The divergence for the vector field \( F(x,y,z) = x y \cos z \mathbf{i} + y z \sin x \mathbf{j} + x y z \mathbf{k} \) would be done as follows: \( \nabla \cdot \mathbf{F} = \frac{\partial (x y \cos z)}{\partial x} + \frac{\partial (y z \sin x)}{\partial y} + \frac{\partial (x y z)}{\partial z}\). After doing the above operations we get: \(\nabla \cdot \mathbf{F} = y \cos z + z \sin x + x y\).

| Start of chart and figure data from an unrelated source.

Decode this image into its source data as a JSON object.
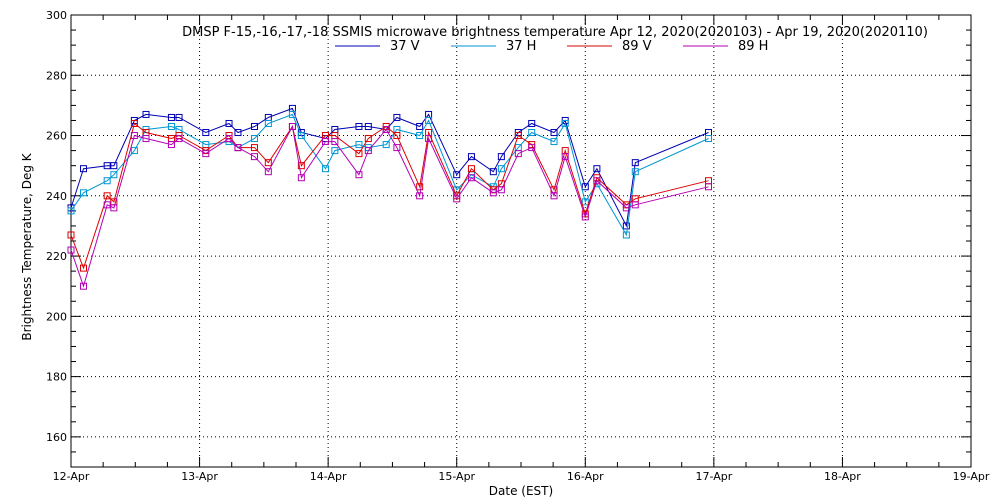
{
  "chart_data": {
    "type": "line",
    "title": "DMSP F-15,-16,-17,-18 SSMIS microwave brightness temperature Apr 12, 2020(2020103) - Apr 19, 2020(2020110)",
    "xlabel": "Date (EST)",
    "ylabel": "Brightness Temperature, Deg K",
    "xlim": [
      "2020-04-12T00:00",
      "2020-04-19T00:00"
    ],
    "ylim": [
      150,
      300
    ],
    "x_ticks": [
      "12-Apr",
      "13-Apr",
      "14-Apr",
      "15-Apr",
      "16-Apr",
      "17-Apr",
      "18-Apr",
      "19-Apr"
    ],
    "y_ticks": [
      160,
      180,
      200,
      220,
      240,
      260,
      280,
      300
    ],
    "grid": true,
    "legend_placement": "top-center",
    "series": [
      {
        "name": "37 V",
        "color": "#0000b4",
        "points": [
          [
            "2020-04-12T00:00",
            236
          ],
          [
            "2020-04-12T02:20",
            249
          ],
          [
            "2020-04-12T06:45",
            250
          ],
          [
            "2020-04-12T08:00",
            250
          ],
          [
            "2020-04-12T11:50",
            265
          ],
          [
            "2020-04-12T14:00",
            267
          ],
          [
            "2020-04-12T18:45",
            266
          ],
          [
            "2020-04-12T20:10",
            266
          ],
          [
            "2020-04-13T01:10",
            261
          ],
          [
            "2020-04-13T05:30",
            264
          ],
          [
            "2020-04-13T07:10",
            261
          ],
          [
            "2020-04-13T10:15",
            263
          ],
          [
            "2020-04-13T12:50",
            266
          ],
          [
            "2020-04-13T17:20",
            269
          ],
          [
            "2020-04-13T19:00",
            261
          ],
          [
            "2020-04-13T23:30",
            259
          ],
          [
            "2020-04-14T01:15",
            262
          ],
          [
            "2020-04-14T05:45",
            263
          ],
          [
            "2020-04-14T07:30",
            263
          ],
          [
            "2020-04-14T10:50",
            262
          ],
          [
            "2020-04-14T12:50",
            266
          ],
          [
            "2020-04-14T17:05",
            263
          ],
          [
            "2020-04-14T18:45",
            267
          ],
          [
            "2020-04-15T00:00",
            247
          ],
          [
            "2020-04-15T02:45",
            253
          ],
          [
            "2020-04-15T06:50",
            248
          ],
          [
            "2020-04-15T08:20",
            253
          ],
          [
            "2020-04-15T11:30",
            261
          ],
          [
            "2020-04-15T14:00",
            264
          ],
          [
            "2020-04-15T18:10",
            261
          ],
          [
            "2020-04-15T20:15",
            265
          ],
          [
            "2020-04-16T00:00",
            243
          ],
          [
            "2020-04-16T02:10",
            249
          ],
          [
            "2020-04-16T07:40",
            230
          ],
          [
            "2020-04-16T09:20",
            251
          ],
          [
            "2020-04-16T23:00",
            261
          ]
        ]
      },
      {
        "name": "37 H",
        "color": "#0096d2",
        "points": [
          [
            "2020-04-12T00:00",
            235
          ],
          [
            "2020-04-12T02:20",
            241
          ],
          [
            "2020-04-12T06:45",
            245
          ],
          [
            "2020-04-12T08:00",
            247
          ],
          [
            "2020-04-12T11:50",
            255
          ],
          [
            "2020-04-12T14:00",
            262
          ],
          [
            "2020-04-12T18:45",
            263
          ],
          [
            "2020-04-12T20:10",
            262
          ],
          [
            "2020-04-13T01:10",
            257
          ],
          [
            "2020-04-13T05:30",
            258
          ],
          [
            "2020-04-13T07:10",
            256
          ],
          [
            "2020-04-13T10:15",
            259
          ],
          [
            "2020-04-13T12:50",
            264
          ],
          [
            "2020-04-13T17:20",
            267
          ],
          [
            "2020-04-13T19:00",
            260
          ],
          [
            "2020-04-13T23:30",
            249
          ],
          [
            "2020-04-14T01:15",
            255
          ],
          [
            "2020-04-14T05:45",
            257
          ],
          [
            "2020-04-14T07:30",
            256
          ],
          [
            "2020-04-14T10:50",
            257
          ],
          [
            "2020-04-14T12:50",
            262
          ],
          [
            "2020-04-14T17:05",
            260
          ],
          [
            "2020-04-14T18:45",
            265
          ],
          [
            "2020-04-15T00:00",
            242
          ],
          [
            "2020-04-15T02:45",
            247
          ],
          [
            "2020-04-15T06:50",
            243
          ],
          [
            "2020-04-15T08:20",
            249
          ],
          [
            "2020-04-15T11:30",
            256
          ],
          [
            "2020-04-15T14:00",
            261
          ],
          [
            "2020-04-15T18:10",
            258
          ],
          [
            "2020-04-15T20:15",
            264
          ],
          [
            "2020-04-16T00:00",
            238
          ],
          [
            "2020-04-16T02:10",
            244
          ],
          [
            "2020-04-16T07:40",
            227
          ],
          [
            "2020-04-16T09:20",
            248
          ],
          [
            "2020-04-16T23:00",
            259
          ]
        ]
      },
      {
        "name": "89 V",
        "color": "#dc0000",
        "points": [
          [
            "2020-04-12T00:00",
            227
          ],
          [
            "2020-04-12T02:20",
            216
          ],
          [
            "2020-04-12T06:45",
            240
          ],
          [
            "2020-04-12T08:00",
            238
          ],
          [
            "2020-04-12T11:50",
            264
          ],
          [
            "2020-04-12T14:00",
            261
          ],
          [
            "2020-04-12T18:45",
            259
          ],
          [
            "2020-04-12T20:10",
            260
          ],
          [
            "2020-04-13T01:10",
            255
          ],
          [
            "2020-04-13T05:30",
            260
          ],
          [
            "2020-04-13T07:10",
            256
          ],
          [
            "2020-04-13T10:15",
            256
          ],
          [
            "2020-04-13T12:50",
            251
          ],
          [
            "2020-04-13T17:20",
            263
          ],
          [
            "2020-04-13T19:00",
            250
          ],
          [
            "2020-04-13T23:30",
            260
          ],
          [
            "2020-04-14T01:15",
            260
          ],
          [
            "2020-04-14T05:45",
            254
          ],
          [
            "2020-04-14T07:30",
            259
          ],
          [
            "2020-04-14T10:50",
            263
          ],
          [
            "2020-04-14T12:50",
            260
          ],
          [
            "2020-04-14T17:05",
            243
          ],
          [
            "2020-04-14T18:45",
            261
          ],
          [
            "2020-04-15T00:00",
            240
          ],
          [
            "2020-04-15T02:45",
            249
          ],
          [
            "2020-04-15T06:50",
            242
          ],
          [
            "2020-04-15T08:20",
            244
          ],
          [
            "2020-04-15T11:30",
            260
          ],
          [
            "2020-04-15T14:00",
            257
          ],
          [
            "2020-04-15T18:10",
            242
          ],
          [
            "2020-04-15T20:15",
            255
          ],
          [
            "2020-04-16T00:00",
            234
          ],
          [
            "2020-04-16T02:10",
            246
          ],
          [
            "2020-04-16T07:40",
            237
          ],
          [
            "2020-04-16T09:20",
            239
          ],
          [
            "2020-04-16T23:00",
            245
          ]
        ]
      },
      {
        "name": "89 H",
        "color": "#b400b4",
        "points": [
          [
            "2020-04-12T00:00",
            222
          ],
          [
            "2020-04-12T02:20",
            210
          ],
          [
            "2020-04-12T06:45",
            237
          ],
          [
            "2020-04-12T08:00",
            236
          ],
          [
            "2020-04-12T11:50",
            260
          ],
          [
            "2020-04-12T14:00",
            259
          ],
          [
            "2020-04-12T18:45",
            257
          ],
          [
            "2020-04-12T20:10",
            259
          ],
          [
            "2020-04-13T01:10",
            254
          ],
          [
            "2020-04-13T05:30",
            259
          ],
          [
            "2020-04-13T07:10",
            256
          ],
          [
            "2020-04-13T10:15",
            253
          ],
          [
            "2020-04-13T12:50",
            248
          ],
          [
            "2020-04-13T17:20",
            263
          ],
          [
            "2020-04-13T19:00",
            246
          ],
          [
            "2020-04-13T23:30",
            258
          ],
          [
            "2020-04-14T01:15",
            258
          ],
          [
            "2020-04-14T05:45",
            247
          ],
          [
            "2020-04-14T07:30",
            255
          ],
          [
            "2020-04-14T10:50",
            262
          ],
          [
            "2020-04-14T12:50",
            256
          ],
          [
            "2020-04-14T17:05",
            240
          ],
          [
            "2020-04-14T18:45",
            259
          ],
          [
            "2020-04-15T00:00",
            239
          ],
          [
            "2020-04-15T02:45",
            246
          ],
          [
            "2020-04-15T06:50",
            241
          ],
          [
            "2020-04-15T08:20",
            242
          ],
          [
            "2020-04-15T11:30",
            254
          ],
          [
            "2020-04-15T14:00",
            256
          ],
          [
            "2020-04-15T18:10",
            240
          ],
          [
            "2020-04-15T20:15",
            253
          ],
          [
            "2020-04-16T00:00",
            233
          ],
          [
            "2020-04-16T02:10",
            245
          ],
          [
            "2020-04-16T07:40",
            236
          ],
          [
            "2020-04-16T09:20",
            237
          ],
          [
            "2020-04-16T23:00",
            243
          ]
        ]
      }
    ]
  }
}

Defining the region of Integration

The region S is bounded by the graphs of \(x=4\) and \(z=9-y^{2}\), and the coordinate planes. Thus, the limits for integration in cylindrical coordinates will be: \(0 \leq r \leq 2\) , \(0 \leq \theta \leq 2\pi\) , \(0 \leq z \leq 9-r^{2}\).

Evaluating the triple integral

Now, let's evaluate the triple integral using the divergence theorem: \(\iiint_{S} (\nabla \cdot \mathbf{F}) dV \). By substituting the divergence we calculated in step1 and the coordinates we found in step 2 we have: \( \int_{0}^{2\pi} \int_{0}^{2} \int_{0}^{9-r^{2}} ( y \cos z + z \sin x + x y) r dz dr d\theta \). After evaluation we have: \(\frac{512\pi}{5}\).